Estuarine shorelines are often classified as low-energy coasts and are, therefore, expected to undergo little variation. Port Stephens (SE Australia) is a ria-like drowned river valley microtidal estuary located on a wave-dominated coast. The outer part of the estuary is tide-dominated and has a large shallow flood-tide delta, which is also affected by waves. The northern (predominantly low-energy) shoreline of outer Port Stephens is a continuous stretch of sand comprising areas of high mobility and areas of relative stability terminating in a western extending sand spit. This paper investigates the effects of periodic high-energy conditions during which waves penetrate into the estuary by analysing two types of storms, low to moderate (more frequent type) storms and severe to extreme (low frequency) storms. It is established that low to moderate storms cause generalised erosion over the northern shoreline.
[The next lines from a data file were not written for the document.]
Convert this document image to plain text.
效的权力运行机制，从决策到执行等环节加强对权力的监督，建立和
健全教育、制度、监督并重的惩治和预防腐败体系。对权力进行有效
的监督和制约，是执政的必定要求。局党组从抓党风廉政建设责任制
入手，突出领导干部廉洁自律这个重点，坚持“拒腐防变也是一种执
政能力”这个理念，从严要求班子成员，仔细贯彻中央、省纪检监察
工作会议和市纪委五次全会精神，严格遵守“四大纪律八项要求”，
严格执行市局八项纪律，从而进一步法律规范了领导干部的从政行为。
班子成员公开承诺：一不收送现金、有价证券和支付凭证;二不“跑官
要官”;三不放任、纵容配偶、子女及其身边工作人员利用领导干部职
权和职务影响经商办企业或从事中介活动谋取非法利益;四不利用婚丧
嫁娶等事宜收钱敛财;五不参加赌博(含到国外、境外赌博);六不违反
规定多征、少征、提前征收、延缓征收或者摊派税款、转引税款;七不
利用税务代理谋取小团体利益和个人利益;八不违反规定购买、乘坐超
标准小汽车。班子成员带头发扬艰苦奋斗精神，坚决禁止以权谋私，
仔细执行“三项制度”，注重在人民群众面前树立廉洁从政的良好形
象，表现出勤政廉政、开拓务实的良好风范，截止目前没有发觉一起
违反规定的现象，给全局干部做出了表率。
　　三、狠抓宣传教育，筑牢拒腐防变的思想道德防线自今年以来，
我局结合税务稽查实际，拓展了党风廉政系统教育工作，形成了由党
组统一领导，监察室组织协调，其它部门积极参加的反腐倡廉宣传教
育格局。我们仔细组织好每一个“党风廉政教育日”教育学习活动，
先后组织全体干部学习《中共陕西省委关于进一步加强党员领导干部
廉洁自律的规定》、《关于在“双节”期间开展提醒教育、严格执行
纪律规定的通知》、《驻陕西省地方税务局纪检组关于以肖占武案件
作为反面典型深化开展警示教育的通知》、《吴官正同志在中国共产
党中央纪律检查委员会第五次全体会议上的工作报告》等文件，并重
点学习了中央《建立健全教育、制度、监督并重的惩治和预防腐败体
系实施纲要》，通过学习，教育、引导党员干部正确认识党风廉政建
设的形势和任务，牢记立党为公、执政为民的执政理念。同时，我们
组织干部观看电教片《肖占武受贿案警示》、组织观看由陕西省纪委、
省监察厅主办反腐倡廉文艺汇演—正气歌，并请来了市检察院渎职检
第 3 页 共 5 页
On the contrary, severe to extreme storms, while causing erosion on parts of the beach, can transport new sediment across the flood-tide delta and deposit it to build a mobile shore attached sandwave. Long-term (decadal) trends identified in the study area are in agreement with short- and medium-term results. Moving into the estuary are four complementary zones of sediment transport which include: (1) sandwave formation and westward migration; (2) a relatively stable area between the sandwave and an erosion zone; (3) an erosion zone undergoing shoreline retreat and finally (4) a depositional terminus causing westward extension of the sand spit.